A recent study of a wide cohort of ITPR1 patients, published by Tolonen et al. [17], demonstrated that Gillespie-related variants are sparse within the whole ITPR1 gene, with truncating variant being located in the first three gene domains (suppressor, IP3 binding, and regulatory/coupling) and the less deleterious variants (missense and one in-frame deletion) at the end of the third domain (regulatory/coupling) or in the last one (channel domain). Despite this, no clear genotype–phenotype correlation is found among patients carrying single ITPR1 variants with a Gillespie Syndrome phenotype. In previous studies, it has been hypothesized that the severity of the disease could be modulated by the position of the mutations, the presence of the wild-type protein, and the ability of the mutant protein to be incorporated into ITPR channels [14]. Comparison of all known cases shows clear clinical variability among patients sharing variants at the same amino acid residue, thus implying that molecular information cannot predict evolution of the disease in a given patient.

Otherwise, cognitive functions, neurological presentation, and the general clinical features appear to be more severe in patients with the recessive form of the disease.
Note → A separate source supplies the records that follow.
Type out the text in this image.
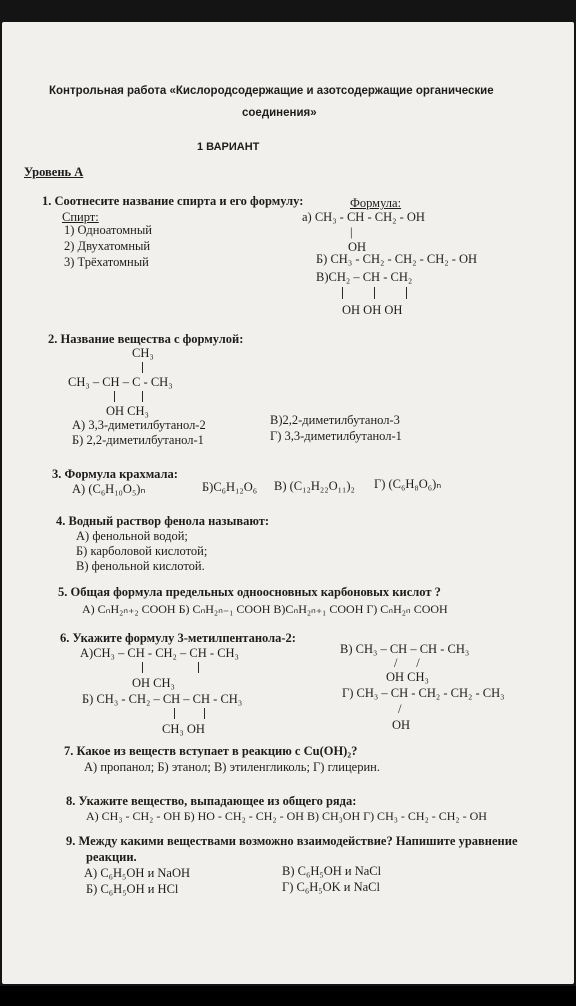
Контрольная работа «Кислородсодержащие и азотсодержащие органические
соединения»
1 ВАРИАНТ
Уровень А
1. Соотнесите название спирта и его формулу:
Спирт:
Формула:
1) Одноатомный
2) Двухатомный
3) Трёхатомный
а) CH₃ - CH - CH₂ - OH
|
OH
Б) CH₃ - CH₂ - CH₂ - CH₂ - OH
В)CH₂ – CH - CH₂
OH OH OH
2. Название вещества с формулой:
CH₃
CH₃ – CH – C - CH₃
OH CH₃
А) 3,3-диметилбутанол-2
Б) 2,2-диметилбутанол-1
В)2,2-диметилбутанол-3
Г) 3,3-диметилбутанол-1
3. Формула крахмала:
А) (C₆H₁₀O₅)ₙ	Б)C₆H₁₂O₆ В) (C₁₂H₂₂O₁₁)₂ Г) (C₆H₈O₆)ₙ
4. Водный раствор фенола называют:
А) фенольной водой;
Б) карболовой кислотой;
В) фенольной кислотой.
5. Общая формула предельных одноосновных карбоновых кислот ?
А) CₙH₂ₙ₊₂ COOH Б) CₙH₂ₙ₋₁ COOH В)CₙH₂ₙ₊₁ COOH Г) CₙH₂ₙ COOH
6. Укажите формулу 3-метилпентанола-2:
А)CH₃ – CH - CH₂ – CH - CH₃
OH CH₃
Б) CH₃ - CH₂ – CH – CH - CH₃
CH₃ OH
В) CH₃ – CH – CH - CH₃
/      /
OH CH₃
Г) CH₃ – CH - CH₂ - CH₂ - CH₃
/
OH
7. Какое из веществ вступает в реакцию с Cu(OH)₂?
А) пропанол; Б) этанол; В) этиленгликоль; Г) глицерин.
8. Укажите вещество, выпадающее из общего ряда:
А) CH₃ - CH₂ - OH Б) HO - CH₂ - CH₂ - OH В) CH₃OH Г) CH₃ - CH₂ - CH₂ - OH
9. Между какими веществами возможно взаимодействие? Напишите уравнение
реакции.
А) C₆H₅OH и NaOH
Б) C₆H₅OH и HCl
В) C₆H₅OH и NaCl
Г) C₆H₅OK и NaCl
Although this could be partly expected because of the likely lack of the ITPR1 gene product, it was not mentioned in previous reports.

Conclusions

In conclusion, the study delineates the clinical phenotype of Gillespie syndrome by collecting and revising all existing literature data and reporting two additional patients, giving an overview not only on the neurological features of the condition, but also on the developmental and cognitive aspects and on the general health issues possibly regarding such patients.

This complete overview could serve as a disease guide for the clinicians who have in charge Gillespie patients and need to read a compendium on the condition, but also as a starting point to deepen the knowledge about as-yet-unknown aspects of the disease (e.g., life expectancy and possible genotype phenotype correlation).

Since its first descriptions and even before the identification of ITPR1 as the causal gene, Gillespie syndrome has been considered a non-degenerative ataxia [1, 2]. Data about development and the collection of middle-aged patients lend support to this hypothesis, making this concept a key point both for the clinicians and therapists providing care to Gillespie patients and for the families, particularly those with the younger patients.